産業用PCとは
産業用PCは、産業の用途として使用されるPCのことです。ただし、オフィスで使用されるノートPC等を指すことは少なく、工場などの生産現場で使用されるPCを指します。
産業用PCの特徴としては、生産現場に設置することを考慮しているため、堅牢である事や、冗長化がなされていることなどが挙げられます。ただし、市販のPCよりも高価で、納期も長くかかるというデメリットがあります。
オフィス作業に対しては市販PCを使用し、生産現場の管理などには産業用PCを使用するなどして使い分けます。
産業用PCの使用用途
産業用PCは、生産現場の制御から日々の操業データの収集まで、幅広く使用されます。現代ではなくてはならない存在です。
一例としては、分散型制御システムの運転に使用する場合などが挙げられます。プロセス系工場では工場面積が広い場合が多く、全体のプロセスを見渡すことは困難です。そのため、操業の状態をリアルタイムで確認できるシステムが不可欠となりますが、現在は分散型制御システムを使用することが主流となっています。人が触るインターフェイスには産業用PCを使用されることが多くあります。
産業用PCの原理
産業用PCの動作原理は、基本的に市販PCと同じです。電源ユニット、マザーボード、CPU、GPU等からなります。
電源ユニットは、各機器に直流の電源を供給します。マザーボードのような電子部品にも、冷却ファンなどの駆動機械にも給電します。
CPUは、PCの演算を担うユニットです。CPUの性能によって演算速度が変化します。
GPUは、グラフィックに対する画像処理演算を担うユニットです。動画や画像処理の速度や滑らかさはGPUに起因します。
マザーボードは、これらの部品をまとめるユニットで、CPUとの相性で選定される場合が多いです。

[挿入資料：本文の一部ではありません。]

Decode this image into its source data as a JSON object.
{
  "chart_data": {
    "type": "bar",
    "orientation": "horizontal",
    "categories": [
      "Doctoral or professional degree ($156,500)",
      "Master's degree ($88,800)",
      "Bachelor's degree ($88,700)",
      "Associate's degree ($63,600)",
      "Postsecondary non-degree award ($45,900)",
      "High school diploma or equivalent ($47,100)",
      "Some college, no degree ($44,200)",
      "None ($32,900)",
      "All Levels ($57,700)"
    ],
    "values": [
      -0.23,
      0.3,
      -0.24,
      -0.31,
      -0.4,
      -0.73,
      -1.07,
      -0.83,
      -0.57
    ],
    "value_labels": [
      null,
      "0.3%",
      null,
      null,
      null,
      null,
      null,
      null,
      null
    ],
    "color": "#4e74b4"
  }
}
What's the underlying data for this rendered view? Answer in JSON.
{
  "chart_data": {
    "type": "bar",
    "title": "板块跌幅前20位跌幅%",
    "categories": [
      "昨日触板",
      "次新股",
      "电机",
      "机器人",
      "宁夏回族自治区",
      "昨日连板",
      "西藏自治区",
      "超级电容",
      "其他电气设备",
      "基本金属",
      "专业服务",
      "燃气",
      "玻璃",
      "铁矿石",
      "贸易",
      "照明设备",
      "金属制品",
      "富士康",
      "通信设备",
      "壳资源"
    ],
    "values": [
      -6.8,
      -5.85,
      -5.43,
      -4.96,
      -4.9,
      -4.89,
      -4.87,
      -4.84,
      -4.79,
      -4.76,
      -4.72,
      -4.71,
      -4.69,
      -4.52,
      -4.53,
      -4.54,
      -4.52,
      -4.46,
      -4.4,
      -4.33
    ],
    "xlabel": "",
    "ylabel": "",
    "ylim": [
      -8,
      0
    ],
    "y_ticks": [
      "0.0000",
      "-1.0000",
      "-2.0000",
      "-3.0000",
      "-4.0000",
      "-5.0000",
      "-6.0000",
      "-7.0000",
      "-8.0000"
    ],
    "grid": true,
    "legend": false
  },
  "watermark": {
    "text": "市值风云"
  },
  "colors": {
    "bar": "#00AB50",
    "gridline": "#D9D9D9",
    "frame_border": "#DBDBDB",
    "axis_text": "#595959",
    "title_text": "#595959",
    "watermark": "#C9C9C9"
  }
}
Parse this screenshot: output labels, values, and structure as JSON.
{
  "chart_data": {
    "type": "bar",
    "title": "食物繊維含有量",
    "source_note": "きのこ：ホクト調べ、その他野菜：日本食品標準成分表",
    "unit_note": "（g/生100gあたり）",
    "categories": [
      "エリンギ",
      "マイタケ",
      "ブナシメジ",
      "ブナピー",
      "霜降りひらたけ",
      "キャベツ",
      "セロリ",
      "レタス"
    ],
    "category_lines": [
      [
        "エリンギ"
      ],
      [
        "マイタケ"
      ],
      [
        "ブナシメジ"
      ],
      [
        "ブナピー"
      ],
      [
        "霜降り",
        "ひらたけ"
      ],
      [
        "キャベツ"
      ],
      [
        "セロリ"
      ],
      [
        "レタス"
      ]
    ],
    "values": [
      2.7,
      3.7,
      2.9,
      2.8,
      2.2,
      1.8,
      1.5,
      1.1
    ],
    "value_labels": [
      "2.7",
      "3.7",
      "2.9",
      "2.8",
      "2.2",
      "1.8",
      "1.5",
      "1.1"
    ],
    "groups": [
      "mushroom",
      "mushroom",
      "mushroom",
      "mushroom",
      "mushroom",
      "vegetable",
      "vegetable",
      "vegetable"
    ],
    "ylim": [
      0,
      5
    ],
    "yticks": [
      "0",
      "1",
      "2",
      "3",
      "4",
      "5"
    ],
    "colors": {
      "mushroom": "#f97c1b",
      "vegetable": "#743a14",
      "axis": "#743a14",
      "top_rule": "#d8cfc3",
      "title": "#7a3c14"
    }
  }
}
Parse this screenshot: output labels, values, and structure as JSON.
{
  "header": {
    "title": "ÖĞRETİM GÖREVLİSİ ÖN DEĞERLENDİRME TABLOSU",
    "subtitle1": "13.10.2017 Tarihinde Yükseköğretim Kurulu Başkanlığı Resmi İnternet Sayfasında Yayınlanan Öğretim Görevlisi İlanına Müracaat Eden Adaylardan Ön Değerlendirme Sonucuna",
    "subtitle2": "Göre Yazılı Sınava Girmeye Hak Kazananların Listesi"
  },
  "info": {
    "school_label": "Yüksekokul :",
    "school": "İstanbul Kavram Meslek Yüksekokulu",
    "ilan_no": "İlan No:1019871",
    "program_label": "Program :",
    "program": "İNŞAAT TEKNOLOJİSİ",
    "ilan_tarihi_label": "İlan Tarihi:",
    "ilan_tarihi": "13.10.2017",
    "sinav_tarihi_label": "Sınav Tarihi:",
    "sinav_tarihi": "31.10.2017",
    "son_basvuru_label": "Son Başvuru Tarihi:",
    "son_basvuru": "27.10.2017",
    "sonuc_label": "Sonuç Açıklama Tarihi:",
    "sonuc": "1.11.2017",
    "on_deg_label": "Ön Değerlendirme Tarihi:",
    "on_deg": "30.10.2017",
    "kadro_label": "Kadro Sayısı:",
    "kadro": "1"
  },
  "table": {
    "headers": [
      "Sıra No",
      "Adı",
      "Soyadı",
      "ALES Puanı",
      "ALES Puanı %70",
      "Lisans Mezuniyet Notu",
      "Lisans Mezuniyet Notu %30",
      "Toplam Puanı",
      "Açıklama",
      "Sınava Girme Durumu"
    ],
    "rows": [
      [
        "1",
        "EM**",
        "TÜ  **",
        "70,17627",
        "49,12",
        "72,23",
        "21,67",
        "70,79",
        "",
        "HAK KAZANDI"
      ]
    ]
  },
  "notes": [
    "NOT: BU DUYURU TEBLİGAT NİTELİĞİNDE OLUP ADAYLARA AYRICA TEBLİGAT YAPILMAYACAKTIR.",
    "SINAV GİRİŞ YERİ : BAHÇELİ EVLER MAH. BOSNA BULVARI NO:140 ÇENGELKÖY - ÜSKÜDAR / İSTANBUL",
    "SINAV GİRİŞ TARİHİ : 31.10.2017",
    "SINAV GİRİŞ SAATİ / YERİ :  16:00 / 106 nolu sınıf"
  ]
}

また、産業用PCの場合は重要データを保存しているため、ほとんどの場合は無停電電源装置を使用します。無停電電源装置はバッテリーとサイリスタからなる機械装置です。商用電源が停電しても、一定時間AC100Vの電源を供給し続ける役割を担っています。無停電電源装置と産業用PCはシリアルやLANケーブルで接続されており、電源装置でも電源供給が困難な場合には、産業用PCを安全にシャットダウンするようにソフトを組みます。